Арестован в ночь на 12.06.40 г. (за участие в церковном хоре), утром отправлен в КПЗ в Пустомыты, где просидел несколько дней, подвергался избиениям. Затем отправлен в львовскую тюрьму "Бригидки".
1.12.40 г. отправлен с этапом из Львова в Старобельский лагерь (ныне Луганской обл.), где в марте 1941 г. ему объявлено постановление ОСО НКВД: срок 10 лет по статье 54-2,10,11 ("участник контрреволюционной повстанческой организации, антисоветская агитация").
В июне 1941 г. отправлен в этапе из Старобельска в Красноярск. 3 июля 1941 г. эшелон стоял на ст. Бугач, а 5 июля этап выгрузили на станции Енисей. По болезни Ян Минорович не попал на этап в Норильск, остался в хозбригаде в пересыльном лагере, где работал в прачечной.
Освобождён 27.07.41 г. по "польской амнистии" (как гражданин Польши) и отправлен на ст. Балай Уярского района, а оттуда на глиняный карьер в 40 км к северу от с. Никольское. Он отказался там оставаться и ушёл (вместе с несколькими другими польскими гражданами) в Балайский свиносовхоз, на отделение Прохоровка, в 3 км от ст. Балай.
Он работал в свиносовхозе, привозил гуманитарную помощь для польских граждан из Уяра, от уполномоченного консульства Польши, Юзефа Герлаха (депорти-
рован из Польши 10.02.40 г.; после ареста и осуждения, видимо, погиб в апреле 1944 г. в Ачинской сельхозколонии).
Арестован утром 13.04.43 г. (м-ром Сорокиным из ОТО УНКВД) и отправлен во внутреннюю тюрьму УНКВД в Красноярск. Допросы вёл капитан Иванов.

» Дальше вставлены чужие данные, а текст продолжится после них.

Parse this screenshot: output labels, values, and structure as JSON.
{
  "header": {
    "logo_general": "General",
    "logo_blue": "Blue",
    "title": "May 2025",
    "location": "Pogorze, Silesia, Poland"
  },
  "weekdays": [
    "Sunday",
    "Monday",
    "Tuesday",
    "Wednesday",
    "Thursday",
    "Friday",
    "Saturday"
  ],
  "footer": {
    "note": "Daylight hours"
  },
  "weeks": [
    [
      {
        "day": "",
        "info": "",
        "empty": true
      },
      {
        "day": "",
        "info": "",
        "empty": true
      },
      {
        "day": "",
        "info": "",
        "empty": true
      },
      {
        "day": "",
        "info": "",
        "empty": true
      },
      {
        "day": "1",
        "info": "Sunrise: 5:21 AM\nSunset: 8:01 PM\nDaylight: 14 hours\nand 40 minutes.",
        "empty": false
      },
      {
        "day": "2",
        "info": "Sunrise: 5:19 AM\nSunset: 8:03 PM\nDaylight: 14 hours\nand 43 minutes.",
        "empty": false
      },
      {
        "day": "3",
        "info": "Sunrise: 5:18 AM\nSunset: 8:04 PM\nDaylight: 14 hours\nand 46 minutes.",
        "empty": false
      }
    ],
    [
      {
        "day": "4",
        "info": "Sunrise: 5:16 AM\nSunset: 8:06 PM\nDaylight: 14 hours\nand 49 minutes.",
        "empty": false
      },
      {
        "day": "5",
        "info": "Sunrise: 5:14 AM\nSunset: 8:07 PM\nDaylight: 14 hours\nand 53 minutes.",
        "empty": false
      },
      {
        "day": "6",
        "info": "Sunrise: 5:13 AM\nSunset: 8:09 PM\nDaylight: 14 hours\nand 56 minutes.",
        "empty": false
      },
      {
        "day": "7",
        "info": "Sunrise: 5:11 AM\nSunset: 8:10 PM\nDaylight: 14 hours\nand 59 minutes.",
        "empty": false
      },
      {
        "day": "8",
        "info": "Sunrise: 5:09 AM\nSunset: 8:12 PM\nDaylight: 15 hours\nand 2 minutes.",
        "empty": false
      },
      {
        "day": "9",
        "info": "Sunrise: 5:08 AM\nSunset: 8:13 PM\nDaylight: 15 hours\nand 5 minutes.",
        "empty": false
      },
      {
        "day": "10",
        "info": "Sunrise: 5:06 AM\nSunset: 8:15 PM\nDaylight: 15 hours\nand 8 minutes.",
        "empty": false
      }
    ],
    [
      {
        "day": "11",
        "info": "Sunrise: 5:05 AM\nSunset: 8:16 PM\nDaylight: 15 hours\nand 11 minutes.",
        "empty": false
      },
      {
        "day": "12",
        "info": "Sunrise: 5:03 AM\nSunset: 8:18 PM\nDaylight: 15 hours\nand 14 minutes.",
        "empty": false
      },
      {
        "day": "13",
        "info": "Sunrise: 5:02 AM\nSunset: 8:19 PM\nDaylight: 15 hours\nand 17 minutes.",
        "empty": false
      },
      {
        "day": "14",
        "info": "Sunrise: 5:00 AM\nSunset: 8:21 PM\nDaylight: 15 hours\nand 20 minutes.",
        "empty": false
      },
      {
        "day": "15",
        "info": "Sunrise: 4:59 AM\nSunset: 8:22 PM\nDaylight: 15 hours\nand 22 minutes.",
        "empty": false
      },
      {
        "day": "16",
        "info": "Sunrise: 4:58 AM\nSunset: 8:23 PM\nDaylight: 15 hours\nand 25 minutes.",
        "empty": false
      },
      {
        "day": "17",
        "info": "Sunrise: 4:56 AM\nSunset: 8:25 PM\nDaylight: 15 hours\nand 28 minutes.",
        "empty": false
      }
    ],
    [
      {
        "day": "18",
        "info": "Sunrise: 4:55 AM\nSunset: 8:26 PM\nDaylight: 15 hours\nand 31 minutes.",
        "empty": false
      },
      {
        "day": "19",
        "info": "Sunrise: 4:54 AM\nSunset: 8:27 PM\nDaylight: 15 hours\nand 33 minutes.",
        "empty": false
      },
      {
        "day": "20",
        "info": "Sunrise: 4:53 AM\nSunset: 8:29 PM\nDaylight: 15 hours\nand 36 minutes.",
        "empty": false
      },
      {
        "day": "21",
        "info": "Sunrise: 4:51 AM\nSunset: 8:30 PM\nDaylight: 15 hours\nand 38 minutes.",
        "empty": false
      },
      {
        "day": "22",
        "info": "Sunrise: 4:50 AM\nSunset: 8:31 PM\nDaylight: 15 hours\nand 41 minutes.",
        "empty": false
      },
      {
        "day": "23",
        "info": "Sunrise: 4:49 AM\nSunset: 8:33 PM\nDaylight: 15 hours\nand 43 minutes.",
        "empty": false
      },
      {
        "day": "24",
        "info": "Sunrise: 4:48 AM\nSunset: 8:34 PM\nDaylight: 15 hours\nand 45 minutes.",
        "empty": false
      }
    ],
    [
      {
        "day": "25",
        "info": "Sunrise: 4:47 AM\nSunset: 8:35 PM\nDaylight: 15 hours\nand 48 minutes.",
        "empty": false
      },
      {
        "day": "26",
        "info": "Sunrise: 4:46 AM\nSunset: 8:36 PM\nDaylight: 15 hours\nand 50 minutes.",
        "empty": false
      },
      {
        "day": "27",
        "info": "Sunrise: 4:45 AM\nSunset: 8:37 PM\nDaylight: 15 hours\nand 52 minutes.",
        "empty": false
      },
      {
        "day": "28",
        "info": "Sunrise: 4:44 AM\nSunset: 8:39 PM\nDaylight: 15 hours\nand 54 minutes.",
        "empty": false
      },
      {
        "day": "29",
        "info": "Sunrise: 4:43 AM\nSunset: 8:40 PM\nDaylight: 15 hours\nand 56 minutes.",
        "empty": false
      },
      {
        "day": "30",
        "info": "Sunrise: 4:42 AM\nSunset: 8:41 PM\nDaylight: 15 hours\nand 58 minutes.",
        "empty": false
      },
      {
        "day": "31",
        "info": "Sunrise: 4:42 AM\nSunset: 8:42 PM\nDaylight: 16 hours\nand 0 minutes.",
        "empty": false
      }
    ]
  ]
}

Осуждён 16.10.43 г. Красноярским крайсудом по групповому делу польских граждан (осуждено 8 человек, всем "выписали" по 10 лет ИТЛ). 12.11.43 г. Верховный суд РСФСР оставил приговор без изменений (дело было прекращено 29.07.61 г. Верховным судом СССР, все осуждённые реабилитированы).
С октября 1943 г. Ян Минорович сидел на 1-м ОЛП УИТЛК Красноярского края (лагерь краевого подчинения при строительстве гидролизного завода в Красноярске, на правом берегу, недалеко от дер. Ладейка и по соседству с несколькими другими лагерями). Там он работал в швейной мастерской и встретил свою будущую жену, Вассу Михееву,
В марте 1945 г. переведен в Зыковскую КМР ("колония массовых работ", также лагерь краевого подчинения) при кирпичном заводе на ст. Зыково к востоку от Красноярска (конвоир вёл его пешком с гидролизного з-да два часа). В Зыковской колонии также работал в швейной мастерской.
15.10.45 г. отправлен в этапе со ст. Зыково в Енисейлаг. Этап везли вниз по Енисею, выгрузили в с. Епишино напротив Енисейска и погнали пешком в Северо-Енисейский район. Часть пути везли на грузовиках.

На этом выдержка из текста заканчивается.